Writing a Thesis-Based Paper

Your basic steps:

  • Formulate a hypothesis.
  • Develop primary source support for your hypothesis and test your hypothesis against the primary texts.
  • Investigate secondary sources; test your hypothesis against their observations.
  • Refine or modify your hypothesis.
  • Write your paper, focusing on support of your hypothesis through primary source materials and acknowledging its relationship to secondary sources.

Formulating a hypothesis

First, you need to identify an interpretive question that you feel needs to be resolved. I don’t want a factual “report” on something; I want you to argue for a particular thesis that resolves a question. Some examples of possible interpretive questions: “Is the ghost in Hamlet a ‘spirit of health, or goblin damned’?” or, “Why did Shakespeare decide to modify the way his historical sources portray the character of Hotspur?” or, “Why is Antonio so melancholy at the opening of The Merchant of Venice?”

Then, you need to try to formulate an answer to that question. Write down lists of possibilities; brainstorm about possible explanations; write down the information you would need to find in order to answer the question. Then come up with a preliminary hypothesis that you can investigate.

Developing primary source support

You will need to reread the work or works you are investigating. Keep specific notes about evidence in the text that supports or undercuts your hypothesis, and on anything that would seem to help answer your question. Ask yourself: “Is there anything in the text that contradicts my hypothesis? Is the evidence sufficient to support my hypothesis? Is my hypothesis consistent with the cultural context of the era?” You should be able to support your hypothesis with primary source material (primarily the work you are analyzing, but often including other works of the era, historical documents, etc.).

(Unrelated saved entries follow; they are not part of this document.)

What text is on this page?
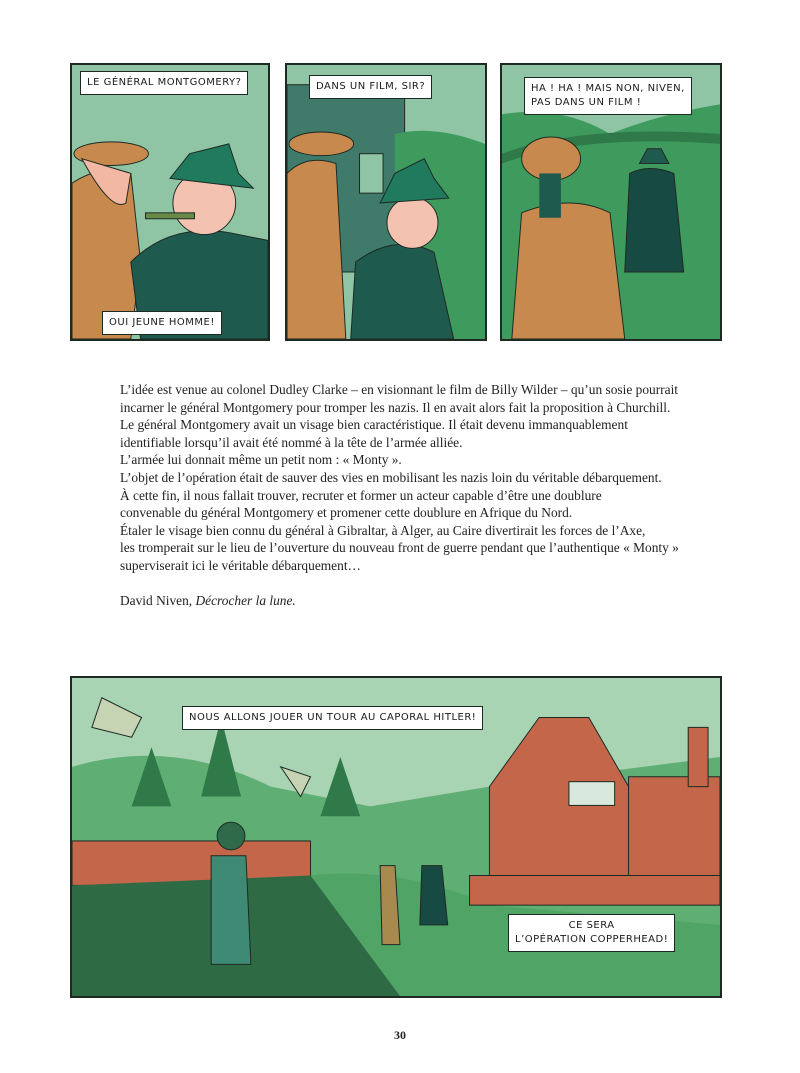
LE GÉNÉRAL MONTGOMERY?
OUI JEUNE HOMME!
DANS UN FILM, SIR?	HA ! HA ! MAIS NON, NIVEN,
PAS DANS UN FILM !

L’idée est venue au colonel Dudley Clarke – en visionnant le film de Billy Wilder – qu’un sosie pourrait

incarner le général Montgomery pour tromper les nazis. Il en avait alors fait la proposition à Churchill.

Le général Montgomery avait un visage bien caractéristique. Il était devenu immanquablement

identifiable lorsqu’il avait été nommé à la tête de l’armée alliée.

L’armée lui donnait même un petit nom : « Monty ».

L’objet de l’opération était de sauver des vies en mobilisant les nazis loin du véritable débarquement.

À cette fin, il nous fallait trouver, recruter et former un acteur capable d’être une doublure

convenable du général Montgomery et promener cette doublure en Afrique du Nord.

Étaler le visage bien connu du général à Gibraltar, à Alger, au Caire divertirait les forces de l’Axe,

les tromperait sur le lieu de l’ouverture du nouveau front de guerre pendant que l’authentique « Monty »

superviserait ici le véritable débarquement…

David Niven, Décrocher la lune.

NOUS ALLONS JOUER UN TOUR AU CAPORAL HITLER!
CE SERA
L’OPÉRATION COPPERHEAD!
30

You should now be able to write a preliminary outline of your argument, with notations of how the text will support your argument.

Investigating secondary sources

Secondary sources (works of interpretation and criticism) are used to test your hypothesis and expand your perspective. You should try to find what the accepted critical perspectives might be on the topic you are investigating. If you have picked your topic well, you will discover that there is disagreement about how to answer your question.

You will test your approach to answering the question against the ways other critics have answered that question or related questions. Remember that secondary source material cannot take the place of good primary source material. Secondary sources should be used to further an explanation, provide a contrasting perspective, confirm the legitimacy of your conclusion, etc.

Be sure to do a thorough search of the critical material to find what has been written about your topic. Don’t ignore the older sources. However, also realize that you should bring your critical research up to date–it’s not good when all your sources are pre-1980, for instance.

Look for the obvious–books that cover your topic that are available in our library. Look up the names of authors in your research in the Dictionary of National Biography.

The basic bibliography in literary studies is the MLA Bibliography. It is available on-line in EBSCO:

  • Go to the LRC’s Research page (http://library.georgetowncollege.edu/research.html).
  • Click the green button for “MLA International Bibliography.” If you are working off-campus, enter your GC ID and password.
  • Enter your search terms in the boxes and click “Search.”

You will have to be thoughtful in selecting your search terms. If you need help, talk to the reference librarian or see your professor.

There are many additional specialty bibliographies that will extend your search. In Shakespeare studies, for instance, the source is the Shakespeare Quarterly bibliography, printed as the Winter issue each year.

As you use secondary material, don’t be afraid to challenge critics; be sure to include those who disagree with you as well as those who agree with you.

Refining your hypothesis

Once you have taken notes on all your secondary sources, you are ready to start putting together the final outline of your paper. Concentrate on structuring and supporting your own argument; use primary sources as your primary means of support; use secondary sources as a way of giving perspective. If you did a good job of taking notes (note cards, anyone?), you should be able to sort through your notes, put them in order, and use the note cards as the framework for your outline.

You will probably discover that you have modified many of your arguments as a result of reading secondary sources, and secondary sources might suggest certain primary source passages that you hadn’t considered before. All of this is normal. Think through your argument and write a carefully considered, unified, logical final outline.

Writing your paper

Once you have the outline complete, the paper should be easy to draft.

You should not, however, expect to have an excellent paper on the first draft.  Take rough drafts to the Writing Center or (if permitted) to your professor and get feedback that will help you improve your writing and your argumentation. Also practice revising independently: see Editing and the Retrospective Outline for one revision technique that can help at this stage.